Fast 10 Stunden hatte Tom Daniel – und 35 Mitbewerber – um olympisches Edelmetall  am gekämpft. Gekämpft im Degenfechten Mann gegen Mann, 200 m Kraulschwimmen, Springreiten mit zugelostem Pferde und dem abschließenden „Combined“, d.h. 3.000 m Geländelauf + 18 Schuss mit der Laserpistole.
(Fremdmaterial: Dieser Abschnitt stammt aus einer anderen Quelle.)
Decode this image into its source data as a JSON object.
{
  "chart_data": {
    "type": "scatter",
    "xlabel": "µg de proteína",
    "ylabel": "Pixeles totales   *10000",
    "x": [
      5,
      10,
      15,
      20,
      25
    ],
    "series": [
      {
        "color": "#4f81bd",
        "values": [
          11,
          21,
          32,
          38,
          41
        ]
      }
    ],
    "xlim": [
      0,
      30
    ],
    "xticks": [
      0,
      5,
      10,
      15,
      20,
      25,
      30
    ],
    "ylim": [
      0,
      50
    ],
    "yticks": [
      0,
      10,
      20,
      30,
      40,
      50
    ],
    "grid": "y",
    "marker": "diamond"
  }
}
Von Start weg war der 27jährige Wahl–Wiener Neustädter mittendrin: Nach 17 Siegen und18 Niederlagen mit dem Degen kletterte der gebürtige Salzburger als 25. aus dem Schwimmbecken. Doch die Abstände waren nicht sehr groß. „Alles ist noch möglich“, war sein Motto vor dem Springreiten (4.) und Combined–Bewerb und „dabei gab mir mein Umfeld die nötige Kraft“, strahlte er nach dem sensationellen 6. Platz, wobei ihm seine Eltern und Freundin Katharina vor Ort die Daumen drückten, sowie von Trainer Oberst Mag. Horst Stocker (1984 in Los Angeles bei Olympia aktiv mit dabei) motiviert die letzte Hürde im finalen Combined–Bewerb von Rang 14 aus in Angriff nahm. Und da ging seine Rechnung voll auf. Daniel überholte Rivalen um Rivalen und erzielte die beste Platzierung eines österreichischen Fünfkämpfers überhaupt.

Olympisches Diplom statt Edelmetall

Belohnt für seine 10–stündige (Fünfkampf–)Leistung wurde er mit einem olympischen Diplom und verriet uns ein bis Olympia streng gehütetes (Vorbereitungs–)Geheimnis: „Weil wir wussten, dass der Kurs sehr hügelig und kurvig, also schwierig ist, bauten wir in Wr. Neustadt die Olympiastrecke getreu nach“, und Trainer Oberst Mag. Stocker ergänzt: „Dadurch hat Tom einige Plätze gewonnen“.

Super, kann man da aus heutiger Sicht nur resümieren und dem Heeressportler aufrichtig gratulieren.